Classificazione AI ad alto rischio, il parere legale negativo

Occorre, ovviamente, fare una piccola premessa esplicativa sul nuovo sistema proposto dai co-relatori dell’AI Act sul tavolo negoziale. In pratica, si vuole arrivare a una classificazione dei livelli di rischio seguendo alcuni filtri. Dunque, si andrebbe ad agire in modo orizzontale, senza una verifica “caso per caso”. Come spiega Euractiv, che ha visionato il suddetto parere negativo, l’Ufficio legale del Parlamento UE ha messo in evidenza alcune storture. La prima riguarda un paradosso: trattandosi di “linee guida”, questi “paletti” sulla classificazione non sarebbero vincolanti rispetto al testo stesso della legge approvata.

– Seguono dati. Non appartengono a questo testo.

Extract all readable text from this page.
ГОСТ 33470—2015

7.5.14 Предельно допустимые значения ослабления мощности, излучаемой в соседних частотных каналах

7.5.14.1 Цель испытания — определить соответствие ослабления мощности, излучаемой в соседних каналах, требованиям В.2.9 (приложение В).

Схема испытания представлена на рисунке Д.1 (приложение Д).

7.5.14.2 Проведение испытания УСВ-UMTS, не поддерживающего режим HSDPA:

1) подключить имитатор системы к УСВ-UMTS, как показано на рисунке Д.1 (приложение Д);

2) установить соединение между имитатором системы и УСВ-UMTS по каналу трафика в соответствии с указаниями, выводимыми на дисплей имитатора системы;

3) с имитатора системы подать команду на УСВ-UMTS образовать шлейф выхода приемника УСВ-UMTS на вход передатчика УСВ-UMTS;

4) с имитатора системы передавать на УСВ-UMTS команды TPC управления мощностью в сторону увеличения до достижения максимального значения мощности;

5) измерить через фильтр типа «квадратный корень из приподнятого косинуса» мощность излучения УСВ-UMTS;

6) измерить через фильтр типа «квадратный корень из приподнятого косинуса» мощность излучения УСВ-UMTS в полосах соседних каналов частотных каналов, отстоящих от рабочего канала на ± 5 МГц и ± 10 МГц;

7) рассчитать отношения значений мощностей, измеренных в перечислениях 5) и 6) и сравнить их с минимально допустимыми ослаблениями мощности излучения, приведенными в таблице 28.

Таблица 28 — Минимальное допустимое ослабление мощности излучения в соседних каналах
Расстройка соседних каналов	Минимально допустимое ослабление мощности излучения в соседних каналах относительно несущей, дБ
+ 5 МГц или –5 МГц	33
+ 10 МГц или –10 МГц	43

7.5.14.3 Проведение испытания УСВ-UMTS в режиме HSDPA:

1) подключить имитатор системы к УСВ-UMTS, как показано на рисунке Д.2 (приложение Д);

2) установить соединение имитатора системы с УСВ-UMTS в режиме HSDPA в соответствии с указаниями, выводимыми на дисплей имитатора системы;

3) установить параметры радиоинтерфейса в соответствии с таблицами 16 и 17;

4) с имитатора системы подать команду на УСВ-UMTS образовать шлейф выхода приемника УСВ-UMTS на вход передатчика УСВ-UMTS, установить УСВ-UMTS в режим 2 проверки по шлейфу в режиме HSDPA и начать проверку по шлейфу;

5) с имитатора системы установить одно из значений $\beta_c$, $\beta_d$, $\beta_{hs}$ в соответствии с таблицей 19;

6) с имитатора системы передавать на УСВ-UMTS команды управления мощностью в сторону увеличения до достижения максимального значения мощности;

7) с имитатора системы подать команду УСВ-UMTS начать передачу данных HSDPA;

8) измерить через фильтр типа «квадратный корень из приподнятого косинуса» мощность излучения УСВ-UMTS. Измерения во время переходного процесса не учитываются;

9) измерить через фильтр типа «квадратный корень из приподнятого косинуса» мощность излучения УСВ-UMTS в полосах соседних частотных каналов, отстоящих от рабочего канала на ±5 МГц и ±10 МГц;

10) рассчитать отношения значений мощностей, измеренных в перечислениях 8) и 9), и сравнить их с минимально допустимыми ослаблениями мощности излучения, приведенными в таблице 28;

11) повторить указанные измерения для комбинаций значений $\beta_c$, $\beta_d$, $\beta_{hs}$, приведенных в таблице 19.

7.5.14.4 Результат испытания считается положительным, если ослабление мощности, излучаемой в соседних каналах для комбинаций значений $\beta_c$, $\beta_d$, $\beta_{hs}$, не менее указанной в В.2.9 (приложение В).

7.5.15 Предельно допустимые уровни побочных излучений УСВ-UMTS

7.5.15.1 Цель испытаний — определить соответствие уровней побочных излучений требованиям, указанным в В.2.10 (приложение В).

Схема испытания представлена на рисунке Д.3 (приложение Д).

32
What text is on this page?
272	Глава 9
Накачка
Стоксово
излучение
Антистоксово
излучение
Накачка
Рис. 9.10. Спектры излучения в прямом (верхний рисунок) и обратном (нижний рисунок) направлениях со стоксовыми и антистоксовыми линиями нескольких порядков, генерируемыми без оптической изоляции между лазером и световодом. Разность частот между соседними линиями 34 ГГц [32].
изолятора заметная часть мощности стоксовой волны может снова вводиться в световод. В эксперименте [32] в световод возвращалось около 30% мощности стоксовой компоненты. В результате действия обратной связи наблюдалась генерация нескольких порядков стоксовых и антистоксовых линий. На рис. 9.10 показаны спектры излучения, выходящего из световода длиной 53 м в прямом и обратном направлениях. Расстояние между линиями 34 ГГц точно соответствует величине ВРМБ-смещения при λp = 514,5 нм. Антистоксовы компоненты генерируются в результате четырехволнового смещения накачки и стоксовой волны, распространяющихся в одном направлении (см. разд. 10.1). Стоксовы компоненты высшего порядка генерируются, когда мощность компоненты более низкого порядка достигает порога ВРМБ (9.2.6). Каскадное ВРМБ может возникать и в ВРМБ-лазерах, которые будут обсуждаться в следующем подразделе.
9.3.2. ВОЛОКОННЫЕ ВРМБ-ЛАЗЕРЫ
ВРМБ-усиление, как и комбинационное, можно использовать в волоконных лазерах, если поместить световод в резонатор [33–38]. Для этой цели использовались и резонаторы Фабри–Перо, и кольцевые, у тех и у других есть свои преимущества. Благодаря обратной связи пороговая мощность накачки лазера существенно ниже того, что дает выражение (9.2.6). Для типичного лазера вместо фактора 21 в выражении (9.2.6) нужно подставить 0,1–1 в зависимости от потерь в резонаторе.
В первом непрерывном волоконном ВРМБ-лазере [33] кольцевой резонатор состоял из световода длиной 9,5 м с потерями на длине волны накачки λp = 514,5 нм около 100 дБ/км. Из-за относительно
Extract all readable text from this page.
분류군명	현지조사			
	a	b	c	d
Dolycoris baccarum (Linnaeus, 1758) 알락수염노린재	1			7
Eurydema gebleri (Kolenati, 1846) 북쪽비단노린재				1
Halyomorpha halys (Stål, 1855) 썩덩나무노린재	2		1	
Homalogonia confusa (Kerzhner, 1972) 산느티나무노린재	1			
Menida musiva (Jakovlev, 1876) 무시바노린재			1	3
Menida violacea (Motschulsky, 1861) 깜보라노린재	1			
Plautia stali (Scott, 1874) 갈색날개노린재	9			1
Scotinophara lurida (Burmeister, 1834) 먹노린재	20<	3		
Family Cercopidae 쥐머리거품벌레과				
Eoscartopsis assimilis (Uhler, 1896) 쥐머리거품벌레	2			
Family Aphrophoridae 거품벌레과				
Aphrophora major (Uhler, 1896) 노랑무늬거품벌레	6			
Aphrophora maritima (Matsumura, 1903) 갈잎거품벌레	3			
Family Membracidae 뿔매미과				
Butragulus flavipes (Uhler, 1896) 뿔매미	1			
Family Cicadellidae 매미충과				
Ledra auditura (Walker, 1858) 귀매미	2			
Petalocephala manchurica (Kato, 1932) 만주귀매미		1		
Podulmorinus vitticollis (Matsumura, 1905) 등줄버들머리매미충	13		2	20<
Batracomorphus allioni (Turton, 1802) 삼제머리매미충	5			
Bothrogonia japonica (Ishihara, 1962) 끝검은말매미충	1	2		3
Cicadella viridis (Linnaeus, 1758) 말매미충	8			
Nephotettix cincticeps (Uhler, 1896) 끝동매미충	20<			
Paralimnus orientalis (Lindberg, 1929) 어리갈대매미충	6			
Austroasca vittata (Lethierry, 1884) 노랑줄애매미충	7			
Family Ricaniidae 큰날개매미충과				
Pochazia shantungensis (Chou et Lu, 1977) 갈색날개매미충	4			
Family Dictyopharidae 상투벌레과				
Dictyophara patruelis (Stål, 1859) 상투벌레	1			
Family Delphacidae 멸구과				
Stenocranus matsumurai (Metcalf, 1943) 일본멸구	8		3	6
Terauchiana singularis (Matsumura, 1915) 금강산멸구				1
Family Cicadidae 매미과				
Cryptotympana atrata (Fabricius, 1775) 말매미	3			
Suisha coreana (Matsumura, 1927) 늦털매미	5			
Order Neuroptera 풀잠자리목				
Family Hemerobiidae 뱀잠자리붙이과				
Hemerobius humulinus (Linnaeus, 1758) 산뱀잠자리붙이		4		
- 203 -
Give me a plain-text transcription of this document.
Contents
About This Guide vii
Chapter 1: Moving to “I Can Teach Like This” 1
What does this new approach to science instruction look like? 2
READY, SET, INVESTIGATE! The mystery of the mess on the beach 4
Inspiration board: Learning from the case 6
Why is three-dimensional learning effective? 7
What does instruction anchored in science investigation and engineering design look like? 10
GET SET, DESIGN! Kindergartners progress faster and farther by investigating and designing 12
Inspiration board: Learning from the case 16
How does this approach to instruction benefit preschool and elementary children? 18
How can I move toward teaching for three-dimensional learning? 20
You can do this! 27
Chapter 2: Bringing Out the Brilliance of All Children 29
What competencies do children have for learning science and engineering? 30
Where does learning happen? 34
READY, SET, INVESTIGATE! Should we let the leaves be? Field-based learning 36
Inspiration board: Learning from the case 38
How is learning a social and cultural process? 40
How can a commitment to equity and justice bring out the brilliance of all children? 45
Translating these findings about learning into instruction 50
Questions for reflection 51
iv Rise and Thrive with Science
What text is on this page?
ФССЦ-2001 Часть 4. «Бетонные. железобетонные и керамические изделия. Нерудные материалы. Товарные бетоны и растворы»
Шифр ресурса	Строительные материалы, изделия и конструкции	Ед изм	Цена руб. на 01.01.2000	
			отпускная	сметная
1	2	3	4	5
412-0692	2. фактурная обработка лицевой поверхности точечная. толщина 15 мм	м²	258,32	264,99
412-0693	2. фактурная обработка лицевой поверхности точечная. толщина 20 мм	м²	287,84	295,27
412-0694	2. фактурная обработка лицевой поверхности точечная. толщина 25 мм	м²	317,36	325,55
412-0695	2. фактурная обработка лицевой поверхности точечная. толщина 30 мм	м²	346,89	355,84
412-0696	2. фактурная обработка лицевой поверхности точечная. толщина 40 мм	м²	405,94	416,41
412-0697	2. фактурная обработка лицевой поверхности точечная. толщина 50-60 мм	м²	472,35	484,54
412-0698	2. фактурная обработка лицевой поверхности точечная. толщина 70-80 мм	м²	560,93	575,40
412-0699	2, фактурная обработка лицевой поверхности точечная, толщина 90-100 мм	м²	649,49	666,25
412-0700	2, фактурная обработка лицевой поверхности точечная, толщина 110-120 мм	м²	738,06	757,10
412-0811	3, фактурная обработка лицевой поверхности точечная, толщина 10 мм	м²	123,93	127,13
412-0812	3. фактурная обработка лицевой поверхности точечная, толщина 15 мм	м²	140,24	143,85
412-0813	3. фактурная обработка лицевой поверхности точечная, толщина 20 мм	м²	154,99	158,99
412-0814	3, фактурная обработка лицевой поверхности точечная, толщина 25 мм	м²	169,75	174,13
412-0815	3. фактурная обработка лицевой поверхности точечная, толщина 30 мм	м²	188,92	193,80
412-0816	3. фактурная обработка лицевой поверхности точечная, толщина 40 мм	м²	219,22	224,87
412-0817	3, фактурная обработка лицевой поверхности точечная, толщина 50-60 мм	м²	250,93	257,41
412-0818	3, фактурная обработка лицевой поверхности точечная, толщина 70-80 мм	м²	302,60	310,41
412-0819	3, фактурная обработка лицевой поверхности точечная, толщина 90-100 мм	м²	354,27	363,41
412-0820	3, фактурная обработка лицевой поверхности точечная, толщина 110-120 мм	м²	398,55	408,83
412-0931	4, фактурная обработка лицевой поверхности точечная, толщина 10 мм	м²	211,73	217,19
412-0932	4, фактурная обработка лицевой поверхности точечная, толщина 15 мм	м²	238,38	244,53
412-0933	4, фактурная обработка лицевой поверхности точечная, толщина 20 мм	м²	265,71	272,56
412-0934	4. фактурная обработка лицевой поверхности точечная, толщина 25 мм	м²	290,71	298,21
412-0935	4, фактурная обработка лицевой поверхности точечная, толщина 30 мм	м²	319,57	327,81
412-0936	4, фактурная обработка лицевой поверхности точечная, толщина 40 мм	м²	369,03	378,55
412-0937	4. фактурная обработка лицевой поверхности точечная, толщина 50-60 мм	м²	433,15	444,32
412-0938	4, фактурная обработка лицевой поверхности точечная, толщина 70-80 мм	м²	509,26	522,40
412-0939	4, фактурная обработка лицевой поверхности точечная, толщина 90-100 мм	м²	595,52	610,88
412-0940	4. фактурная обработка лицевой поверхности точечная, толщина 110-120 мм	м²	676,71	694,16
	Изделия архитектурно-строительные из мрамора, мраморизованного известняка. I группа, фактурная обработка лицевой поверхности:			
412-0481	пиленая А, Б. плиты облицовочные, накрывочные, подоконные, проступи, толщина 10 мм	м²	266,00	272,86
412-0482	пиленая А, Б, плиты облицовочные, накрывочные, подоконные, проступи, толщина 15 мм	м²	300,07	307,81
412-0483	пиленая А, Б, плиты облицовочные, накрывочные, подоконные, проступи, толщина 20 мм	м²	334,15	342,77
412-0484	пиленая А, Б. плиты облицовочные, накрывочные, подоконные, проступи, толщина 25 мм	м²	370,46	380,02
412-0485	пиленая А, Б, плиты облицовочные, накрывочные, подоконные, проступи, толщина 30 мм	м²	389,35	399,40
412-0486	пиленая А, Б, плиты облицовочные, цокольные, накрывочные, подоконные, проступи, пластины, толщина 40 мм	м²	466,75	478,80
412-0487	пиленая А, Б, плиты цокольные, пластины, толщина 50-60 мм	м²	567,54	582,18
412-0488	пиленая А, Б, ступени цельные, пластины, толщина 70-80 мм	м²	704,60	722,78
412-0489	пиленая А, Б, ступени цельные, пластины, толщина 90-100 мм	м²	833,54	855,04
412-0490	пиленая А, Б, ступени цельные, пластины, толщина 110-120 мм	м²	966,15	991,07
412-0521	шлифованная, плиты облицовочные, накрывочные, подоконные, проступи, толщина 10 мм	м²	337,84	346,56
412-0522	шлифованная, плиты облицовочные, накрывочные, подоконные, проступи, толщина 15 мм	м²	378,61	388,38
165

Ma non c’è solo questo. La solidità giuridica delle condizioni di “filtraggio” è messa in dubbio da un aspetto contraddittorio: se nella definizione si lascia un elevato livello di autonomia ai produttori di prodotti e sistemi di intelligenza artificiale, si andrebbe in contrasto con l’identificazione dei reali sistemi considerati e considerabili “ad alto rischio”. Inoltre, i filtri potrebbero portare a una disparità di trattamento (con una possibile confusione tra cosa sia ad alto rischio e cosa non lo sia).

E quindi?

L’Ufficio legale del Parlamento UE, dunque, ritiene che questi filtri porterebbero a un’azione orizzontale nei confronti della classificazione AI ad alto rischio, sottolineando come dovrebbe essere compito dei responsabili politici dell’Unione Europea definire – caso per caso – le “eccezioni” a questa classificazione che prevede un controllo maggiore. I motivi sono semplici: un sistema di filtri pre-costituiti rischia di provocare un imbuto strettissimo e penalizzante per lo sviluppo dei sistemi di intelligenze artificiale e, soprattutto, porterebbe a una possibile incoerenza nelle azioni che si andrebbe a sommare a una confusione di base sulla definizione stessa del livello di rischio.